韓婉如と幸世を玄誠鶯(げんせいえい)の屋敷に送り返してから、幸一と修良は仙縷(せんる)閣で青渚(せいしょ)と合流した。


「妖界軍の奴の話によると、扉が破られた後、向こうはすぐ各地に人員を派遣した。混乱を起こしたのは乱心した蒼鋭軍の一部の兵士、今のところ特に重大な被害報告がない。兵士たちは何ものに操られたようで、混乱に乗じて何かを探していた様子だった」


青渚は二人に簡単に状況を伝えた。


「妖界軍の奴はまず掴まれた兵士を妖界に送り返す。一時間後に鐘楼の下に集合し、俺たちと一緒に調査のことを検討する。俺たちはまず人間界の官府に報告しに行く」


「破られた複数の扉は、みんな何処にある?」


修良は何かを心得たように自分の顎を軽く掴んだ。


上京(じょうきょう)蜜桃郷(みっとうきょう)梁谷嶺(りょうこくりょう)、とこの柳蓮県(りゅうれんけん)


「分かった。

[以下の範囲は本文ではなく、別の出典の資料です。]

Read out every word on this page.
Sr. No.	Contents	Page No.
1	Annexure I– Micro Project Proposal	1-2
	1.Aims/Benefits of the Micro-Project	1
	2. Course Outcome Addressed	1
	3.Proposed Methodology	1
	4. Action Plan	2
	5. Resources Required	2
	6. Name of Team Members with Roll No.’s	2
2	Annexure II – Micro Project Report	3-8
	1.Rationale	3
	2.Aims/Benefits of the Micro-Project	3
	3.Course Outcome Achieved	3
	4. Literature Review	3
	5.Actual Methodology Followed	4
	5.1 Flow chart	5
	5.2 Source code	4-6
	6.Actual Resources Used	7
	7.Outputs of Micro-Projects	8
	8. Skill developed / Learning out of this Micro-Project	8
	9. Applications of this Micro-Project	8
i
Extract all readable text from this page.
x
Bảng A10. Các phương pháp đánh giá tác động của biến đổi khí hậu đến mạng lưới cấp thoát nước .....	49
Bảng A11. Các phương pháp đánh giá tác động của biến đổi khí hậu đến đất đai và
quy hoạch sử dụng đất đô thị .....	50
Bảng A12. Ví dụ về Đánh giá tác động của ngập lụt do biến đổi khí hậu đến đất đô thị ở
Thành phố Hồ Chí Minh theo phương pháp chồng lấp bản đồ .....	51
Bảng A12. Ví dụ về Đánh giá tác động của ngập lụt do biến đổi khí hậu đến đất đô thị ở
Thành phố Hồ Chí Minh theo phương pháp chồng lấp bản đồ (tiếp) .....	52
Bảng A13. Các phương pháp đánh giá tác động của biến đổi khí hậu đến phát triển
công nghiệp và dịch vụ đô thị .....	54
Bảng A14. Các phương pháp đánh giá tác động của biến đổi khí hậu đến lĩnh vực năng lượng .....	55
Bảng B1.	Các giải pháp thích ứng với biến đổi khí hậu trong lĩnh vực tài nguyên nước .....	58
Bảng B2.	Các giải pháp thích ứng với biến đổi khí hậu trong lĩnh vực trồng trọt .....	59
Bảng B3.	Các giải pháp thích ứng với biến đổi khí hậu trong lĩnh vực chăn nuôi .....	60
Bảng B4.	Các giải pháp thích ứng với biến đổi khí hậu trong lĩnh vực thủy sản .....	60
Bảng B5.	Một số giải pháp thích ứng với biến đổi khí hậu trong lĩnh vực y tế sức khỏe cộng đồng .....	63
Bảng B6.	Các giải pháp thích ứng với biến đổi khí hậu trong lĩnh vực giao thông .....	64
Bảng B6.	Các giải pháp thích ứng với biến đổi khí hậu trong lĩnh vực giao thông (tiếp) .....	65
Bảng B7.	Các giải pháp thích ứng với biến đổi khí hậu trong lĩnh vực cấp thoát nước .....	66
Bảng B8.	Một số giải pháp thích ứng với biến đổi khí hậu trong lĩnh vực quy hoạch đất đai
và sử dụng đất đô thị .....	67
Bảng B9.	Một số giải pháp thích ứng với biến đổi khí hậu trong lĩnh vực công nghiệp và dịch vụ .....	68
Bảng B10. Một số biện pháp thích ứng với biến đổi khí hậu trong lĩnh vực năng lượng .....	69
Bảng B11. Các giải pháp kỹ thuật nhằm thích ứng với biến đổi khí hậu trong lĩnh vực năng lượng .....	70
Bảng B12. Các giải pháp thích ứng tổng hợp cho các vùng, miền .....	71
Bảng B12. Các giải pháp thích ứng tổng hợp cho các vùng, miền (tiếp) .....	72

ここはあなたたちに任せる。私はほかのところを調べに行く」


そう言いながら、修良は袖から黒玉枕を投げて、黒銀虎を放った。


「でも、すでにほかの弟子が行ってるぞ。修良が行く必要は……」


「別途に調べたいことがある」


「修良先輩、何を知ったのか!なぜ母たちは狙われる……」


修良は幸一の質問に答えず、一陣の風と共に姿が消えた。


「おかしい、修良先輩も珊瑚も絶対おかしい、そう思わないか?青渚先輩!」


ますます困惑する幸一は青渚に同意を求めた。


「珊瑚って誰?修良はいつもあんな神秘主義じゃなかったっけ?」


でも、青渚は修良の行動を意外と思わなかった。


「いつもなら、一言の説明くらいはくれるのに!」


「それは幸一だけの特別待遇だろ?俺たちはいつもわけが分からないままだ。まあ、修良のことだから、心配する必要はない。今回の任務をサボるための言い訳かも」


「修良先輩だけは任務をサボるようなことは絶対しない!」


「それも幸一だけの見解じゃ……」




「幸一」


幸一と青渚は修良のあれこれについて議論したら、横から呼び声がした。


振り向いたら、珊瑚と妖界軍の軍服を身に纏う数人の男がいた。


「珊瑚!」


珊瑚を見て、幸一はさっそく前に出た。


「よかった、さっきの話を続こう。俺もいろいろ訊きたい」


「ごめんな、幸一。実は、頼みたいことがあるんだ」


珊瑚は苦笑いを作った。


「頼みたいこと?」


「妖界に来てくれないか?」


「えっ?!」


「幸一は焦明と焦暗が殺されたところを目撃しただろ。証人として、妖界軍の報告会で発言してほしいんだ」


「……そうか、分かった!」


幸一は数秒考えただけで快諾した。


「正直に見たことを話す。でも、先輩の人柄もちゃんと妖界軍の皆に伝える。目撃証人だけじゃない、俺は先輩の証人にもなる」


(そんなの伝えたらまずいだろ……)


傍らで話を聞いた青渚はつっこもうとしたら、異様に気付いた。


「ちょっと待って、なんで幸一は修良の人柄を妖界軍に証明する……まさか、修良は何かをやらかしたのか!」


「ごめん、青渚先輩、後は任せる。行こう、珊瑚!」


「ありがとう、幸一」


「ちょっと待って、一体何があったのか教えてくれ!宗主に報告しなきゃ......」


青渚の質問を無視して、珊瑚は幸一を連れてその場を去った。


代わりに青渚の前に立ったのはガッツリした体格の妖界軍の大男だ。


「玄天派上級弟子の向青渚(きょうせいしょ)さんですね。俺は妖界三軍の蒼鋭軍の廷眉(ていび)少佐。事件調査と報告のご協力をお願いします」


「……」


体格のわりに丁寧な言葉だけど、その目からの眼差しは明らかに友好とは言えない。


ほかの妖界軍のものも厳しい目線で青渚を見ている。


知れたことだ。自分の同僚を殺した人の仲間によい顔をするはずがない。


自分の立場に気づいた青渚は、心の中で修良と幸一を百回罵った。